Jurisprudentie
BF7410
Datum uitspraak2008-10-08
Datum gepubliceerd2008-10-09
RechtsgebiedSociale zekerheid
Soort ProcedureHoger beroep
Instantie naamCentrale Raad van Beroep
Zaaknummers06/6736 WAZ
Statusgepubliceerd
Datum gepubliceerd2008-10-09
RechtsgebiedSociale zekerheid
Soort ProcedureHoger beroep
Instantie naamCentrale Raad van Beroep
Zaaknummers06/6736 WAZ
Statusgepubliceerd
Indicatie
Weigering terug te komen van intrekking WAZ-uitkering. Geen nieuwe feiten of omstandigheden.
Uitspraak
06/6736 WAZ
Centrale Raad van Beroep
Enkelvoudige kamer
U I T S P R A A K
op het hoger beroep van:
[Appellante], wonende te [woonplaats] (hierna: appellante),
tegen de uitspraak van de rechtbank Zutphen van 16 oktober 2006, 06/930 (hierna: aangevallen uitspraak),
in het geding tussen
appellante
en
de Raad van bestuur van het Uitvoeringsinstituut werknemersverzekeringen (hierna: Uwv).
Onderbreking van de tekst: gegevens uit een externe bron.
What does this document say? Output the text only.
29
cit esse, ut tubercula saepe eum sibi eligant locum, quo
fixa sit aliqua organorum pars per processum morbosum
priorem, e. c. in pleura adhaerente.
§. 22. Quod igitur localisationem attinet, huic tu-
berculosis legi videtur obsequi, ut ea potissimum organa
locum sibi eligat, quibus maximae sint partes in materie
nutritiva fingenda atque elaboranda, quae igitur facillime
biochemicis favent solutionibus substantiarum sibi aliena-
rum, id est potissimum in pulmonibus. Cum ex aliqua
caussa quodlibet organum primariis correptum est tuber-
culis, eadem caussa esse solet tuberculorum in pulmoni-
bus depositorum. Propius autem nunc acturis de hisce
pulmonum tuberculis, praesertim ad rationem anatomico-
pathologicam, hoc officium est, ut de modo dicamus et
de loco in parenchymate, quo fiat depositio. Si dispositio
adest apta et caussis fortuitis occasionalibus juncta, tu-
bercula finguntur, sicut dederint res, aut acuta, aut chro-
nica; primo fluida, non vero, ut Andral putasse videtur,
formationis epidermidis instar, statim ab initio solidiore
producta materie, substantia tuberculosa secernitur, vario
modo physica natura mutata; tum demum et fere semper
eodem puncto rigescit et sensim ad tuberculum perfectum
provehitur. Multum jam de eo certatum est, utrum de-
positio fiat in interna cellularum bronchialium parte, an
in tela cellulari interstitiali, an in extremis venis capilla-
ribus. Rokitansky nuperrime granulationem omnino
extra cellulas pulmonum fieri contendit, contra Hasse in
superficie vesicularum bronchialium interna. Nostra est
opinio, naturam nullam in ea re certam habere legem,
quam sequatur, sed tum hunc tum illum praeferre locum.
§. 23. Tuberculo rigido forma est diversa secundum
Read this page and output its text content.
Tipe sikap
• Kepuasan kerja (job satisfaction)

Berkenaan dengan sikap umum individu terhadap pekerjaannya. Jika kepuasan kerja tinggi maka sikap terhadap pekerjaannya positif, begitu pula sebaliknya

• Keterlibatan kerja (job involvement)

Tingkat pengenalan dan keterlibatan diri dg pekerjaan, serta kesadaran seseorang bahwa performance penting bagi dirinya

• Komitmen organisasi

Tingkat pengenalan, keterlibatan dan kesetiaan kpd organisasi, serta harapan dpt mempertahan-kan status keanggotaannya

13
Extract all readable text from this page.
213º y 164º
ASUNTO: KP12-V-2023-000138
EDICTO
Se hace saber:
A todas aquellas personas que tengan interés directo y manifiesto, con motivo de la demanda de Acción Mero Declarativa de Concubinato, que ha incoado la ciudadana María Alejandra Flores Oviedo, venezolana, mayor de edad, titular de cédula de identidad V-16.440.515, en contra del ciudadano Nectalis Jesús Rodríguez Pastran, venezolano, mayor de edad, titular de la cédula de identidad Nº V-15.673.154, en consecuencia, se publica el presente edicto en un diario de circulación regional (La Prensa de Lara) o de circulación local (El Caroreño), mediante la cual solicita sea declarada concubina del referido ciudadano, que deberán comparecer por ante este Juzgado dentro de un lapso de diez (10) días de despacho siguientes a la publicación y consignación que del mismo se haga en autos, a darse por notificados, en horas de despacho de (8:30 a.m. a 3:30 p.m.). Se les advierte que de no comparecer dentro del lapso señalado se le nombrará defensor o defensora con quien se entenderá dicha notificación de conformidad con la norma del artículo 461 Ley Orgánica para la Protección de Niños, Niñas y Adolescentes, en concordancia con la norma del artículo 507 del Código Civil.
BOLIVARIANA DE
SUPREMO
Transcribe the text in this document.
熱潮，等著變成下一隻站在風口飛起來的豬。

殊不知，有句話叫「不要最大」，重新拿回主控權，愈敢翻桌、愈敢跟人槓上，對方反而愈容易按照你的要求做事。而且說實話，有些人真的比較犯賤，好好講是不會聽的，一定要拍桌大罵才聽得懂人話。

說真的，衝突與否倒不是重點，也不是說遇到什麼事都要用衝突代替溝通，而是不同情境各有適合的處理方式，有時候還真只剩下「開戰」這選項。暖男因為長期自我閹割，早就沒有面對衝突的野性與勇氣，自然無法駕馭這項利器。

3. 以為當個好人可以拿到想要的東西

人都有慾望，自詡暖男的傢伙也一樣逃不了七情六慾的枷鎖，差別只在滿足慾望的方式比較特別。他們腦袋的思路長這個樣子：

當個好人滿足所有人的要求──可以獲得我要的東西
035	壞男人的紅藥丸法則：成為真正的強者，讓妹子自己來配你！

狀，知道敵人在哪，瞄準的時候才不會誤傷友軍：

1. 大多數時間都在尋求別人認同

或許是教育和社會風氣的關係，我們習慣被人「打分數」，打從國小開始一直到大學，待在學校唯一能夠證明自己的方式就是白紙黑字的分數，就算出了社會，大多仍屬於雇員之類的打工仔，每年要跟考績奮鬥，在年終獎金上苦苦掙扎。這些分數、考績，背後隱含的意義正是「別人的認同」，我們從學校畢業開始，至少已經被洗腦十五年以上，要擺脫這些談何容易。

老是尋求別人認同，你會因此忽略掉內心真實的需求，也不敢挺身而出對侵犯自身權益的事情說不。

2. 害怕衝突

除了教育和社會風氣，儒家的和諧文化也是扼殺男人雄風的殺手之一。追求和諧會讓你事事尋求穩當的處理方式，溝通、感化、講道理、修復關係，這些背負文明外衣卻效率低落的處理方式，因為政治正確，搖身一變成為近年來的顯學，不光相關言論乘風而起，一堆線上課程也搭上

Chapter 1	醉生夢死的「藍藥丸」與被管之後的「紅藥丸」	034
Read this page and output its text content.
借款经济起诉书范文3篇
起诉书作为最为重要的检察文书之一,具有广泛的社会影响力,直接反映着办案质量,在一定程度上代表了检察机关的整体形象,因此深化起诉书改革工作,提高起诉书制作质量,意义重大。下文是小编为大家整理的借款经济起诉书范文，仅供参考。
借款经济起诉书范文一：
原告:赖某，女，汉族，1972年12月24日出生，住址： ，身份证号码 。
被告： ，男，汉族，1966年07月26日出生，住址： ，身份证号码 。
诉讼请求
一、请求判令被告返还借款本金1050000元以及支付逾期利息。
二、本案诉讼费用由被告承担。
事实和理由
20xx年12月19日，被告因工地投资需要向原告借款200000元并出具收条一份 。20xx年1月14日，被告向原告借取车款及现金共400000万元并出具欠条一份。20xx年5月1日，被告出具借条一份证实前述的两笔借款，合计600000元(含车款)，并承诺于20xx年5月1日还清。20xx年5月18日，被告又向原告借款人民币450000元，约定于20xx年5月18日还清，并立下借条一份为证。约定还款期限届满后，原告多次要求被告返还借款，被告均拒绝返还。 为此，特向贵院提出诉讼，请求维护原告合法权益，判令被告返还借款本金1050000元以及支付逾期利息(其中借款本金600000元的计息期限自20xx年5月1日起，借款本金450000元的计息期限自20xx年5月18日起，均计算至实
Datum uitspraak: 8 oktober 2008
I. PROCESVERLOOP
Namens appellante heeft S.W.M. Niels, arbeidsdeskundige te Soest, hoger beroep ingesteld.
Het Uwv heeft een verweerschrift ingediend.
Het onderzoek ter zitting heeft plaatsgevonden op 2 juli 2008. Appellante is verschenen, bijgestaan door haar gemachtigde S.W.M. Niels. Het Uwv heeft zich laten vertegenwoordigen door E.T. ’t Jong.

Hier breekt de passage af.